In the past, I've had my high-yield savings account automatically transfer a set amount from my checking account into my savings once or twice per month. Though this works well, I decided to try a new method that I think is responsible for the $10,000 boost in my savings.
Since I have multiple streams of income from a handful of clients, I was able to set it up so an entire stream of income gets deposited directly into my savings account. This was a client who put our project on hold when the pandemic hit, so I'd already been going without that income for several months. When the client resumed the project, I submitted a new direct deposit form, asking the company to deposit my checks into my high-yield savings account.
Because these checks go straight into a savings account that's completely separate from my checking, I don't even see the money, so I'm never tempted to spend it. If you don't have multiple streams of income, you can do something similar by setting up a percentage of your paycheck to go into your savings account, and the rest into your checking.
To keep myself motivated, I set up "savings buckets" within my high-yield savings account that allow me to split up my savings into categories based on my financial goals. For example, I have one named "emergency fund," one named "new car," and one named "self-care." While this doesn't directly boost my savings, it does help me track my progress and feel good about where my money is going.
During August, September, and October, I saved $10,504. I made just over $20,000 in those three months, so my savings rate hit about 50%.

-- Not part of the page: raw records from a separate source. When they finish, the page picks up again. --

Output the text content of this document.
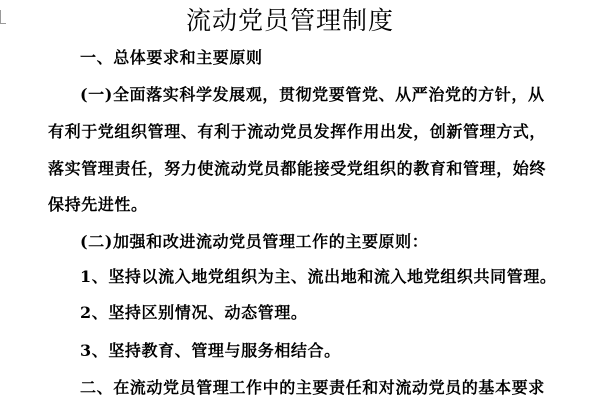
流动党员管理制度
一、总体要求和主要原则
(一)全面落实科学发展观，贯彻党要管党、从严治党的方针，从
有利于党组织管理、有利于流动党员发挥作用出发，创新管理方式，
落实管理责任，努力使流动党员都能接受党组织的教育和管理，始终
保持先进性。
(二)加强和改进流动党员管理工作的主要原则：
1、坚持以流入地党组织为主、流出地和流入地党组织共同管理。
2、坚持区别情况、动态管理。
3、坚持教育、管理与服务相结合。
二、在流动党员管理工作中的主要责任和对流动党员的基本要求
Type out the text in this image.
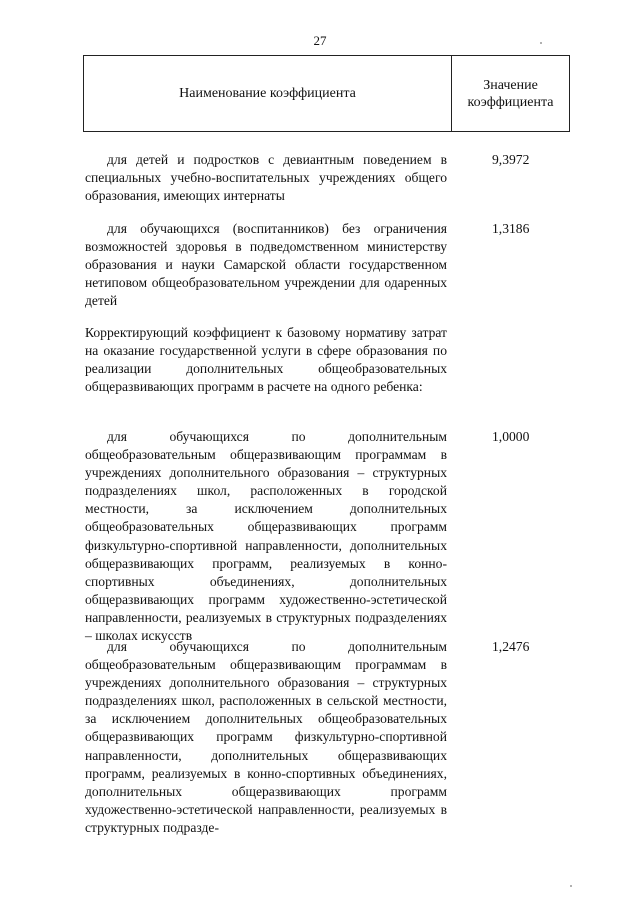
27
Наименование коэффициента
Значение
коэффициента
для детей и подростков с девиантным поведением в специальных учебно-воспитательных учреждениях общего образования, имеющих интернаты
9,3972
для обучающихся (воспитанников) без ограничения возможностей здоровья в подведомственном министерству образования и науки Самарской области государственном нетиповом общеобразовательном учреждении для одаренных детей
1,3186
Корректирующий коэффициент к базовому нормативу затрат на оказание государственной услуги в сфере образования по реализации дополнительных общеобразовательных общеразвивающих программ в расчете на одного ребенка:
для обучающихся по дополнительным общеобразовательным общеразвивающим программам в учреждениях дополнительного образования – структурных подразделениях школ, расположенных в городской местности, за исключением дополнительных общеобразовательных общеразвивающих программ физкультурно-спортивной направленности, дополнительных общеразвивающих программ, реализуемых в конно-спортивных объединениях, дополнительных общеразвивающих программ художественно-эстетической направленности, реализуемых в структурных подразделениях – школах искусств
1,0000
для обучающихся по дополнительным общеобразовательным общеразвивающим программам в учреждениях дополнительного образования – структурных подразделениях школ, расположенных в сельской местности, за исключением дополнительных общеобразовательных общеразвивающих программ физкультурно-спортивной направленности, дополнительных общеразвивающих программ, реализуемых в конно-спортивных объединениях, дополнительных общеразвивающих программ художественно-эстетической направленности, реализуемых в структурных подразде-
1,2476
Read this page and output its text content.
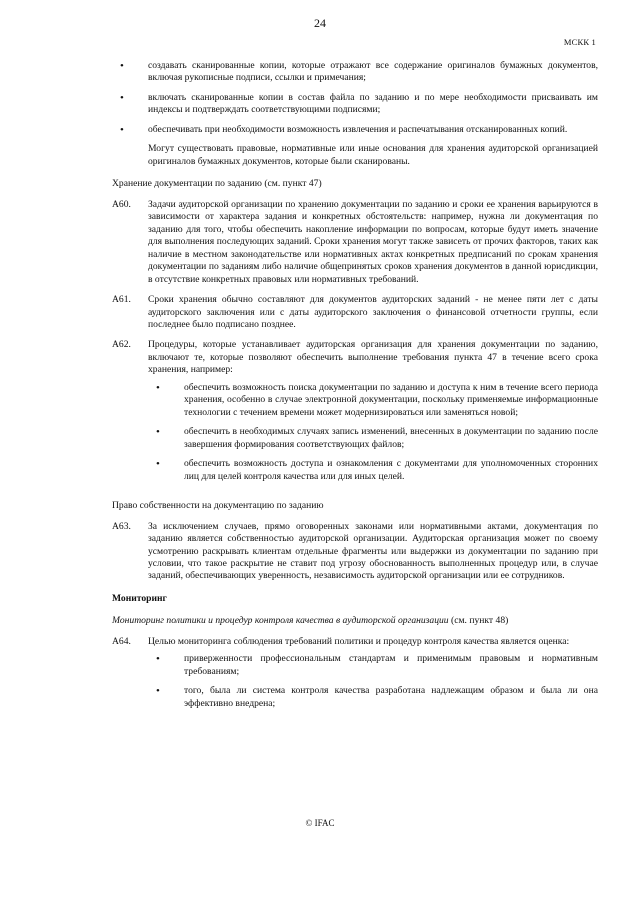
24
МСКК 1
• создавать сканированные копии, которые отражают все содержание оригиналов бумажных документов, включая рукописные подписи, ссылки и примечания;
• включать сканированные копии в состав файла по заданию и по мере необходимости присваивать им индексы и подтверждать соответствующими подписями;
• обеспечивать при необходимости возможность извлечения и распечатывания отсканированных копий.
Могут существовать правовые, нормативные или иные основания для хранения аудиторской организацией оригиналов бумажных документов, которые были сканированы.
Хранение документации по заданию (см. пункт 47)
А60.	Задачи аудиторской организации по хранению документации по заданию и сроки ее хранения варьируются в зависимости от характера задания и конкретных обстоятельств: например, нужна ли документация по заданию для того, чтобы обеспечить накопление информации по вопросам, которые будут иметь значение для выполнения последующих заданий. Сроки хранения могут также зависеть от прочих факторов, таких как наличие в местном законодательстве или нормативных актах конкретных предписаний по срокам хранения документации по заданиям либо наличие общепринятых сроков хранения документов в данной юрисдикции, в отсутствие конкретных правовых или нормативных требований.
А61.	Сроки хранения обычно составляют для документов аудиторских заданий - не менее пяти лет с даты аудиторского заключения или с даты аудиторского заключения о финансовой отчетности группы, если последнее было подписано позднее.
А62.	Процедуры, которые устанавливает аудиторская организация для хранения документации по заданию, включают те, которые позволяют обеспечить выполнение требования пункта 47 в течение всего срока хранения, например:
• обеспечить возможность поиска документации по заданию и доступа к ним в течение всего периода хранения, особенно в случае электронной документации, поскольку применяемые информационные технологии с течением времени может модернизироваться или заменяться новой;
• обеспечить в необходимых случаях запись изменений, внесенных в документации по заданию после завершения формирования соответствующих файлов;
• обеспечить возможность доступа и ознакомления с документами для уполномоченных сторонних лиц для целей контроля качества или для иных целей.
Право собственности на документацию по заданию
А63.	За исключением случаев, прямо оговоренных законами или нормативными актами, документация по заданию является собственностью аудиторской организации. Аудиторская организация может по своему усмотрению раскрывать клиентам отдельные фрагменты или выдержки из документации по заданию при условии, что такое раскрытие не ставит под угрозу обоснованность выполненных процедур или, в случае заданий, обеспечивающих уверенность, независимость аудиторской организации или ее сотрудников.
Мониторинг
Мониторинг политики и процедур контроля качества в аудиторской организации (см. пункт 48)
А64.	Целью мониторинга соблюдения требований политики и процедур контроля качества является оценка:
• приверженности профессиональным стандартам и применимым правовым и нормативным требованиям;
• того, была ли система контроля качества разработана надлежащим образом и была ли она эффективно внедрена;
© IFAC
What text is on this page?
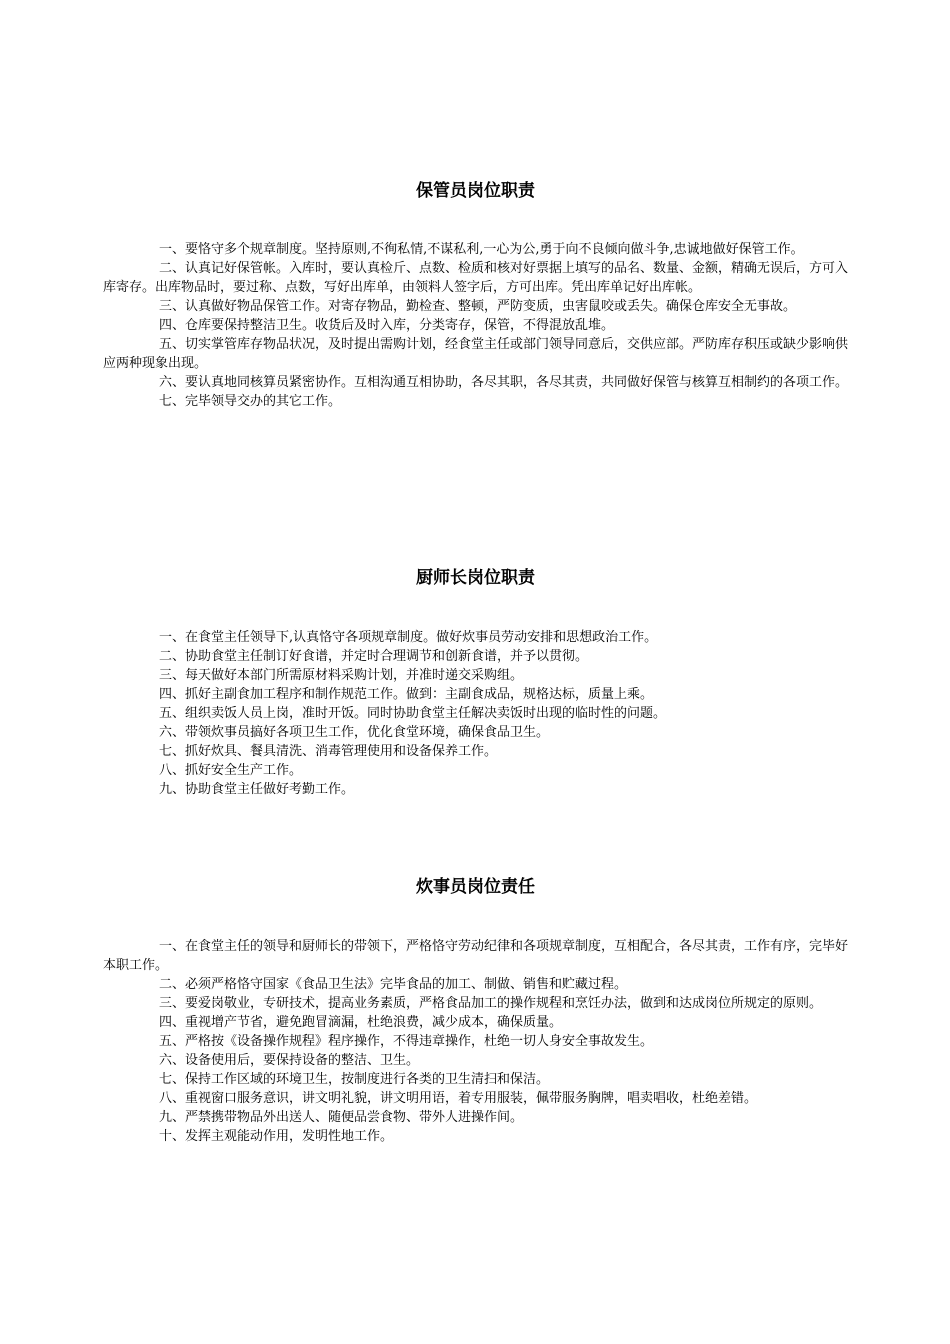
保管员岗位职责

一、要恪守多个规章制度。坚持原则,不徇私情,不谋私利,一心为公,勇于向不良倾向做斗争,忠诚地做好保管工作。

二、认真记好保管帐。入库时，要认真检斤、点数、检质和核对好票据上填写的品名、数量、金额，精确无误后，方可入库寄存。出库物品时，要过称、点数，写好出库单，由领料人签字后，方可出库。凭出库单记好出库帐。

三、认真做好物品保管工作。对寄存物品，勤检查、整顿，严防变质，虫害鼠咬或丢失。确保仓库安全无事故。

四、仓库要保持整洁卫生。收货后及时入库，分类寄存，保管，不得混放乱堆。

五、切实掌管库存物品状况，及时提出需购计划，经食堂主任或部门领导同意后，交供应部。严防库存积压或缺少影响供应两种现象出现。

六、要认真地同核算员紧密协作。互相沟通互相协助，各尽其职，各尽其责，共同做好保管与核算互相制约的各项工作。

七、完毕领导交办的其它工作。

厨师长岗位职责

一、在食堂主任领导下,认真恪守各项规章制度。做好炊事员劳动安排和思想政治工作。

二、协助食堂主任制订好食谱，并定时合理调节和创新食谱，并予以贯彻。

三、每天做好本部门所需原材料采购计划，并准时递交采购组。

四、抓好主副食加工程序和制作规范工作。做到：主副食成品，规格达标，质量上乘。

五、组织卖饭人员上岗，准时开饭。同时协助食堂主任解决卖饭时出现的临时性的问题。

六、带领炊事员搞好各项卫生工作，优化食堂环境，确保食品卫生。

七、抓好炊具、餐具清洗、消毒管理使用和设备保养工作。

八、抓好安全生产工作。

九、协助食堂主任做好考勤工作。

炊事员岗位责任

一、在食堂主任的领导和厨师长的带领下，严格恪守劳动纪律和各项规章制度，互相配合，各尽其责，工作有序，完毕好本职工作。

二、必须严格恪守国家《食品卫生法》完毕食品的加工、制做、销售和贮藏过程。

三、要爱岗敬业，专研技术，提高业务素质，严格食品加工的操作规程和烹饪办法，做到和达成岗位所规定的原则。

四、重视增产节省，避免跑冒滴漏，杜绝浪费，减少成本，确保质量。

五、严格按《设备操作规程》程序操作，不得违章操作，杜绝一切人身安全事故发生。

六、设备使用后，要保持设备的整洁、卫生。

七、保持工作区域的环境卫生，按制度进行各类的卫生清扫和保洁。

八、重视窗口服务意识，讲文明礼貌，讲文明用语，着专用服装，佩带服务胸牌，唱卖唱收，杜绝差错。

九、严禁携带物品外出送人、随便品尝食物、带外人进操作间。

十、发挥主观能动作用，发明性地工作。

Most of that came from the automatic transfers I set up, although about $35 came from interest earnings, and about $330 came from a "surprise savings booster" feature I turned on that detects excess funds in my checking account and processes small transfers into my savings periodically.
Since my savings strategy is largely automated, it requires very little thought or action on my part after setup. It's mostly thanks to these automation tools and mental tricks that I was able to save five figures in just a few short months.